I have a letter in New Humanist responding to Francis Spufford’s recent defence of his Christian belief, a brief resume of the case he lays out in his new book. The letter was truncated to the second paragraph, my first and main point having been made in the preceding letter from Leo Pilkington. Here it is anyway.
And while I’m here: I have some small contributions in a nice documentary on Channel 4 tomorrow about Mary Shelley’s Frankenstein. I strolled past Boris Karloff’s blue plaque today, as I often do, erected on the wall above my local chippy. He was a Peckham Rye boy named William Henry Pratt. Happy Halloween.
Since I’m the sort of atheist who believes that we can and should get on with religious folk, and because I have such high regard for Francis Spufford, I am in what I suspect is the minority of your readers in agreeing with the essence and much of the substance of what he says. It’s a shame, though, that he slightly spoils his case by repeating the spurious suggestion that theists and atheists are mirror images because of their yes/no belief in God. The null position for a proposition that an arbitrary entity exists for which there is no objective evidence or requirement and no obvious way of testing is not to shrug and say “well, I guess we just don’t know either way.” We are back to Russell’s teapot orbiting the Sun. The reason why the teapot argument won’t wash for religious belief is, as Spufford rightly says, because a belief in God is about so many other feelings, values and notions (including doubt and uncertainty), not ‘merely’ the issue of whether one can make the case objectively. While this subjectivity throws the likes of Sam Harris into paroxysms, it’s a part of human experience that we have to deal with.

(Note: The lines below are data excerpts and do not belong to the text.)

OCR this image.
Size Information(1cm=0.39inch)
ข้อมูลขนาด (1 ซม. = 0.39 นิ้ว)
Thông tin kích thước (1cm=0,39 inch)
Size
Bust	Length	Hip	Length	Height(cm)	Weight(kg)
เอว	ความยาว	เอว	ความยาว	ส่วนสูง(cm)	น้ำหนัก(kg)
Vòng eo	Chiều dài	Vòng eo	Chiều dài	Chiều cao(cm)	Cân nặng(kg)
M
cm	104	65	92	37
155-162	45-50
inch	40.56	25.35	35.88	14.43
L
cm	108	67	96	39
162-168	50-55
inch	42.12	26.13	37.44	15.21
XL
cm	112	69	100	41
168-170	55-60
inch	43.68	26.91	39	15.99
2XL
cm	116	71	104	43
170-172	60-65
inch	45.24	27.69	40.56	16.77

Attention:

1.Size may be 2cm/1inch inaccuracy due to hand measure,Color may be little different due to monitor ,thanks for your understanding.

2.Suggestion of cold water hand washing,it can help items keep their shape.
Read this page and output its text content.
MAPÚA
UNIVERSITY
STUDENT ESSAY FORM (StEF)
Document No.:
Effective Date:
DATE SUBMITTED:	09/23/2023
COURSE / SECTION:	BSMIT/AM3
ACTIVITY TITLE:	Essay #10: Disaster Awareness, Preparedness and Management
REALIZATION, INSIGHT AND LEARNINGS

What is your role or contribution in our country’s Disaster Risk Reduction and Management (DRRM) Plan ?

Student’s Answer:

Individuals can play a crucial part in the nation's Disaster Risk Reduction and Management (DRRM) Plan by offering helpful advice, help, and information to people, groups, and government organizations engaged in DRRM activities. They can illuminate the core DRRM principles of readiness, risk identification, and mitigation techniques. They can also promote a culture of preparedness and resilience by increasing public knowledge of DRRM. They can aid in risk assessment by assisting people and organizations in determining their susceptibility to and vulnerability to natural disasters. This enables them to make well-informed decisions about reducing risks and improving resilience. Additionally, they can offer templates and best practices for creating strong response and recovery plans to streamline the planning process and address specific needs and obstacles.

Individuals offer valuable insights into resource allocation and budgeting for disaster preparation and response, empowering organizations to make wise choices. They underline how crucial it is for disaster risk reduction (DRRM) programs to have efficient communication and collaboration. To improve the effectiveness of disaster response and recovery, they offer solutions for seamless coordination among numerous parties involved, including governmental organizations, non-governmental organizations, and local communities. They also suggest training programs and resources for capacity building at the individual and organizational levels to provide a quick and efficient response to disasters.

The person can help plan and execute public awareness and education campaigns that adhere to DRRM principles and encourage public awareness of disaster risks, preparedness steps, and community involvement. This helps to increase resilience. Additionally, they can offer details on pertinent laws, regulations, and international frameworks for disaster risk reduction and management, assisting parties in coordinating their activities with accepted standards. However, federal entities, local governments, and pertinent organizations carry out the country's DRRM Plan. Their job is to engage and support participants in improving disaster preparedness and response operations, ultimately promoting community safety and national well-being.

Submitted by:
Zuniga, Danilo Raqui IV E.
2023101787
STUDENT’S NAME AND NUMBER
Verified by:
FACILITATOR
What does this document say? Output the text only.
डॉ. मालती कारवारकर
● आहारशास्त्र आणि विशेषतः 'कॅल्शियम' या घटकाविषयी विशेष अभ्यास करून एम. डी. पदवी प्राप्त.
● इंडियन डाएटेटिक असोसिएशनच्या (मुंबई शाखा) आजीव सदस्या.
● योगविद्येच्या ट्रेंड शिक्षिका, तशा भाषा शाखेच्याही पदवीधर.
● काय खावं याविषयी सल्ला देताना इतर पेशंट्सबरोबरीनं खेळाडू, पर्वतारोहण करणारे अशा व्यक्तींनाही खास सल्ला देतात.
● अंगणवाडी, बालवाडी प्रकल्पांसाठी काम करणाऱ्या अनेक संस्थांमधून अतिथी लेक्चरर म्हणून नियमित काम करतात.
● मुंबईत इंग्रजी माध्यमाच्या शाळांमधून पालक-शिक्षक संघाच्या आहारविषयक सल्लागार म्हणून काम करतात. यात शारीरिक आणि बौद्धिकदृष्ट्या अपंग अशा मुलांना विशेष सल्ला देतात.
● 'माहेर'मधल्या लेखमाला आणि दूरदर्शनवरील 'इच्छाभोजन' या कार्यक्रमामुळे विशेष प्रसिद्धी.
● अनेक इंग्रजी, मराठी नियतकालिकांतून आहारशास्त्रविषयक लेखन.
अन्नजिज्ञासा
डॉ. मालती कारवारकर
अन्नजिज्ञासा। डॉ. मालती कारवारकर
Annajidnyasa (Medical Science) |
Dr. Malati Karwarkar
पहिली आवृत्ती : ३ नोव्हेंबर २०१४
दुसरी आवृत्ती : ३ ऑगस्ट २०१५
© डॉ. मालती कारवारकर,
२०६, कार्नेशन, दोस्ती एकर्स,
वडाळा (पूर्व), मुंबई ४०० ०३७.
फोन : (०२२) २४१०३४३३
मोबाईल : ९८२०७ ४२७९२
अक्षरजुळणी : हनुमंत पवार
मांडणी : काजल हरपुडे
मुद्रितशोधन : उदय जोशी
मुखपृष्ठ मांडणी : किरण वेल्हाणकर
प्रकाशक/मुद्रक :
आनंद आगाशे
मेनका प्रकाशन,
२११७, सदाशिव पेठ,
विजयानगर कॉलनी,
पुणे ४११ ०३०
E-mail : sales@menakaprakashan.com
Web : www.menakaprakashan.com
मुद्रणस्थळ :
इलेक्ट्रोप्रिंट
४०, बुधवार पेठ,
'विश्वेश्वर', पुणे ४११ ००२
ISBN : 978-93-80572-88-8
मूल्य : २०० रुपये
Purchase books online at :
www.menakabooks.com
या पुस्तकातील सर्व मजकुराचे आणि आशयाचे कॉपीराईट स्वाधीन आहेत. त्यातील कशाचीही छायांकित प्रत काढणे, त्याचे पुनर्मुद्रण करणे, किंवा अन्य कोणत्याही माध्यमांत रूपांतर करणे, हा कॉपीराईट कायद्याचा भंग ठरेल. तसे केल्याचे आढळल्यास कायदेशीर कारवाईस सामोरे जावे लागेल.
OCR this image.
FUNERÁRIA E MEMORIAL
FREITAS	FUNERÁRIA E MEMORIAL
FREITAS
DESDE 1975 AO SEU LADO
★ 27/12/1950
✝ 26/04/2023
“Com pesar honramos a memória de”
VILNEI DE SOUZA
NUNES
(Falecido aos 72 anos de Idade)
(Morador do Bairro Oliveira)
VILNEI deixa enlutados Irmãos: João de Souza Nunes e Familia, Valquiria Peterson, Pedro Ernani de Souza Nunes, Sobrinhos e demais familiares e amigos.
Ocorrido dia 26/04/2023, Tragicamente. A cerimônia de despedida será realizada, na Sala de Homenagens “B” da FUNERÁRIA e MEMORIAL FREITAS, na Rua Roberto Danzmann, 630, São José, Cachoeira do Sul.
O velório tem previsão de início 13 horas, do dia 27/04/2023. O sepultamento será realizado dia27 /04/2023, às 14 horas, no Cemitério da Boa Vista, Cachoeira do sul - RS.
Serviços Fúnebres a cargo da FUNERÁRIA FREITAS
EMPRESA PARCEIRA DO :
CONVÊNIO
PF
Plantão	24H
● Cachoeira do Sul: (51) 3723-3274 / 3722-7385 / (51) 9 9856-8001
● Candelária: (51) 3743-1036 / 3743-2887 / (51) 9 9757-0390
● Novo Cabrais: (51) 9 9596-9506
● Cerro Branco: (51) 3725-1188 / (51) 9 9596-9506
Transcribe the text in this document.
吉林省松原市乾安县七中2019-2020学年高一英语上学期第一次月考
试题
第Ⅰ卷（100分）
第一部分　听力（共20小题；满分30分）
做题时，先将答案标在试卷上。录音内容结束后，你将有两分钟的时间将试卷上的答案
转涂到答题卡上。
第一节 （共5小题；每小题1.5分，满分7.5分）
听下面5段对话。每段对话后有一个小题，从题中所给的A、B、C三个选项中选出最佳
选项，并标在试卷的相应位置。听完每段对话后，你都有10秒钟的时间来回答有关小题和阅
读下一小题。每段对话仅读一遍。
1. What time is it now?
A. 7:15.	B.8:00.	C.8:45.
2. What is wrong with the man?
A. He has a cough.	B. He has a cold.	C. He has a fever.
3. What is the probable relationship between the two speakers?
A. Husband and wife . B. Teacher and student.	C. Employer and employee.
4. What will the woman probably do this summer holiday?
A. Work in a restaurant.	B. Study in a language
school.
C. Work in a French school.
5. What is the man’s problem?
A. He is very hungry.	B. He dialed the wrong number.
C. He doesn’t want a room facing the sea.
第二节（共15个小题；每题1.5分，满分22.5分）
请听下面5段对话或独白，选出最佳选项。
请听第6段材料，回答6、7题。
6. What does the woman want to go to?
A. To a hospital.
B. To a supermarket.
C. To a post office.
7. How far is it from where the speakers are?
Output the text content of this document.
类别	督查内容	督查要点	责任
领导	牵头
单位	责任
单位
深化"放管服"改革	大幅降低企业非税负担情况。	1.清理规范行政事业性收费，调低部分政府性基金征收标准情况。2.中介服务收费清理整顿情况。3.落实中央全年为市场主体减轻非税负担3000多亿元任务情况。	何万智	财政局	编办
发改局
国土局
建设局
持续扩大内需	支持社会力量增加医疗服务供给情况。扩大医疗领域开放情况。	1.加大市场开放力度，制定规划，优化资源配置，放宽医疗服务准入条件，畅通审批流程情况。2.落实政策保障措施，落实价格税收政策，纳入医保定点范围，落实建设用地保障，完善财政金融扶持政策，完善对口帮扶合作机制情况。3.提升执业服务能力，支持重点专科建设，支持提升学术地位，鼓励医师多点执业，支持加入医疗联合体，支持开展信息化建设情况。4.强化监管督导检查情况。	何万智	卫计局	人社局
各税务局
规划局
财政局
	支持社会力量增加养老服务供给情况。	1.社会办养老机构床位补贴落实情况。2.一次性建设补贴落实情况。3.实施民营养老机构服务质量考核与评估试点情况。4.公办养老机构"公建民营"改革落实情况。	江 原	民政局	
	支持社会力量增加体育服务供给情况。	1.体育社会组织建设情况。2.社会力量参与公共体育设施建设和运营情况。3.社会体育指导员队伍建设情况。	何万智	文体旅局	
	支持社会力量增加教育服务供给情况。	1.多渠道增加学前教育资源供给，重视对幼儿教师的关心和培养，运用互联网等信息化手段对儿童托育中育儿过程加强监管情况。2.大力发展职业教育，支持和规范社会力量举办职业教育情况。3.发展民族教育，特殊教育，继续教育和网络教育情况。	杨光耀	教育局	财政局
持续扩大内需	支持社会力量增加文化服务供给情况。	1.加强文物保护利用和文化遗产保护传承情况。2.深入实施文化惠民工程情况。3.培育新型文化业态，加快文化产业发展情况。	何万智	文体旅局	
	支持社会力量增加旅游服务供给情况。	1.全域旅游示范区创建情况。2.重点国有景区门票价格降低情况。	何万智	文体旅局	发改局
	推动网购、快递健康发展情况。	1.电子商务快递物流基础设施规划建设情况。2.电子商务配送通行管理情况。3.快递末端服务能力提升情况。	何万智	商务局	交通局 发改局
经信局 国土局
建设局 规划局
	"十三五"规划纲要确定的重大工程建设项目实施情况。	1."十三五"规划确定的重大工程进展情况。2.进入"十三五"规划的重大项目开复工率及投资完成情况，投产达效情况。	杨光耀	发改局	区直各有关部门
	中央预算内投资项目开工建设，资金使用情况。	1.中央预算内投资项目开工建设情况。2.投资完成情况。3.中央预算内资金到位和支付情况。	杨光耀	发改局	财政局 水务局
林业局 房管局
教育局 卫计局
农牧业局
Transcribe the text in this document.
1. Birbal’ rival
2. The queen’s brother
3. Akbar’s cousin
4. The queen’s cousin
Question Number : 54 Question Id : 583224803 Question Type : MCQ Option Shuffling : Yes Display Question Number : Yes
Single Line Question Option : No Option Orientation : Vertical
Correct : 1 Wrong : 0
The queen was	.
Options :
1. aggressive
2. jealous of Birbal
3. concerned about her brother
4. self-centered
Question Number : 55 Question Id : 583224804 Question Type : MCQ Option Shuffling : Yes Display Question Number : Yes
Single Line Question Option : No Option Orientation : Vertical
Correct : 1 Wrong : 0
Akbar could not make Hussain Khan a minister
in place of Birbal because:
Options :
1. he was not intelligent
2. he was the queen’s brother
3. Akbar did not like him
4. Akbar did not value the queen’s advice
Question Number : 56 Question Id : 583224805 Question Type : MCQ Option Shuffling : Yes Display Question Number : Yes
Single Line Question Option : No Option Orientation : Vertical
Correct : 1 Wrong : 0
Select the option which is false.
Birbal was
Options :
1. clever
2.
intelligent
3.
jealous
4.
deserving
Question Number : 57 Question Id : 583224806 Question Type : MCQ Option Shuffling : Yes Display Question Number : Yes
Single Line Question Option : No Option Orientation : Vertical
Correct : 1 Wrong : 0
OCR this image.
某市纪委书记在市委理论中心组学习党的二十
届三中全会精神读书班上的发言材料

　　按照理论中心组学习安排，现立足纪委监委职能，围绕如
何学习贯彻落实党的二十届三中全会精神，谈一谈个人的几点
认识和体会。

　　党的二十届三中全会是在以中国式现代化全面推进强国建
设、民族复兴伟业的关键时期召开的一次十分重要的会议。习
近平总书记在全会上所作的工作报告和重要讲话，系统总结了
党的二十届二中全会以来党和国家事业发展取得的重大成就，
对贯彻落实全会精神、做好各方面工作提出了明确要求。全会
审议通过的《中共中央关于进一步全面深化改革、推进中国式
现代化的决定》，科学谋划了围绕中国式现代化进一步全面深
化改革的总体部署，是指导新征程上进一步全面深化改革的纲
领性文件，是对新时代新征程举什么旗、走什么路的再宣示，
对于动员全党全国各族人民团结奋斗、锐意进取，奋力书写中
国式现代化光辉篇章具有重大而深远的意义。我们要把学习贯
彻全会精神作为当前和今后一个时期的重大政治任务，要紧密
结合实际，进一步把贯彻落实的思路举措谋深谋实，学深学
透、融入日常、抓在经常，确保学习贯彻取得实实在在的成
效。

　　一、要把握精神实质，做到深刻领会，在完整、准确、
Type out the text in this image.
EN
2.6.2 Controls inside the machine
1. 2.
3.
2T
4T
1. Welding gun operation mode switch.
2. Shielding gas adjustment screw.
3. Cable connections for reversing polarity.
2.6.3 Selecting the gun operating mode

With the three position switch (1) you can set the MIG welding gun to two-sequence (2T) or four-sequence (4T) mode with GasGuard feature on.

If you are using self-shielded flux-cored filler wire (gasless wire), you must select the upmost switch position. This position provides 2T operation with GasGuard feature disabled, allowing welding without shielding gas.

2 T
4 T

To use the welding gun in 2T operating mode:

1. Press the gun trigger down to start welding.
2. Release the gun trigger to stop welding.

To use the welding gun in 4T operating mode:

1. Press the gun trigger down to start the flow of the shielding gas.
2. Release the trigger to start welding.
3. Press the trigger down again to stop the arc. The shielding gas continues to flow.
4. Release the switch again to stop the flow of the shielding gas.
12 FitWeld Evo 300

Spufford is also a little too glib in dismissing the anger that religion arouses. The Guardian’s Comment is Free is a bad example, being a pathological little ecosystem to itself. Some of that anger stems from religious abuses to human rights and welfare, interference in public life, denial of scientific evidence, and oppression, conformity and censure. All of these malaises will, I am sure, be as deplored by Spufford as they are by non-believers. When religions show themselves capable of putting their own houses in order, it becomes so much easier for atheists to acknowledge (as we should) the good that they can also offer to believers and non-believers alike.